Als negative Kritik habe ich nur anzubringen, daß die Psychiatrie (das psychiatrische Krankenhaus) wieder mal so negativ dargestellt wurde. Die Anstalt, wo er untergebracht war, wirkte kalt auf mich. Es hat viel Entwicklung seit den 40er- und 50er- Jahren stattgefunden. Das multiprofessionelle Team (Schwestern, Pfleger, Ärzte, Sozialpädagogen, Beschäftigungs-,Sport- und Musiktherapeuten) sind sehr interessiert an neuen Therapien und arbeiten an der positiven Entwicklung und einem besseren Ruf der Psychiatrie. Heute wird der Mensch ernst genommen. Er gibt nicht all seine Rechte an der Klinikpforte ab. Auch nicht in der Psychiatrie.

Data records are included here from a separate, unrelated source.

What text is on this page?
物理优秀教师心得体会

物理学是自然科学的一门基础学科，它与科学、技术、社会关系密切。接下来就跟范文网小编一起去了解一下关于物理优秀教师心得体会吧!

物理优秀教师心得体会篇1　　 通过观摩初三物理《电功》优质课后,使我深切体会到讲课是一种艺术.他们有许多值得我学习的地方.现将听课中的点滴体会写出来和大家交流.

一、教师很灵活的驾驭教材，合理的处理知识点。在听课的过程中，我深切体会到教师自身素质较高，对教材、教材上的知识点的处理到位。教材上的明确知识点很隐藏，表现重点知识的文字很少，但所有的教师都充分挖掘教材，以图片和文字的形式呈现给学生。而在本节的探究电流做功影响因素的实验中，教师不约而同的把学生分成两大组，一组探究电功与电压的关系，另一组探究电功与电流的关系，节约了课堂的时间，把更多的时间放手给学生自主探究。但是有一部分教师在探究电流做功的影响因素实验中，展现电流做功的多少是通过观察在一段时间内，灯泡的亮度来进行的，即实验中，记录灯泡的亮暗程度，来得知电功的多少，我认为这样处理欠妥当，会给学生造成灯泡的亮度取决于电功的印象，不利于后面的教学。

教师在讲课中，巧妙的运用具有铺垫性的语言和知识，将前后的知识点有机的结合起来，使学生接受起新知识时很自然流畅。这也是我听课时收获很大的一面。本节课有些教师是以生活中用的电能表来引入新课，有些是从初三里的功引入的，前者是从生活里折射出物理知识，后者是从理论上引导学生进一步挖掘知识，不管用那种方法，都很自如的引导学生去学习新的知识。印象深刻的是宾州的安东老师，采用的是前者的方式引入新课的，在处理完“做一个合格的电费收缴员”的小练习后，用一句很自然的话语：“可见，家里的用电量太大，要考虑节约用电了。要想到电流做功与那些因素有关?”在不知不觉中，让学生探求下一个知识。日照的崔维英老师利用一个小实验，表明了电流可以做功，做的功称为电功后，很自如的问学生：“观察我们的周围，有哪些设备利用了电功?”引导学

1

So, bis ich alle Fakten zusammen hatte und mir meine Meinung gebildet habe, sind schon mehrere Stunden ins Land gegangen, deshalb interessiert es mich umso mehr, ob es mir gelungen ist, Euch den Film schmackhaft zu machen. Habe ich zuviel verraten oder habt Ihr vielleicht andere Verbesserungsvorschläge?
**********
Fazit
**********
Allen Beteiligten ist mit diesem Film ein wahres Meisterwerk gelungen. Dem Regisseur ist es gelungen, die Geschichte mitreißend zu vermitteln. Durch die optimale Besetzung der Schauspieler kommen die Charaktere richtig gut zur Geltung. Russell Crowe mimt die Hauptperson virtuos. Besser hätte man das meines Erachtens nicht spielen können.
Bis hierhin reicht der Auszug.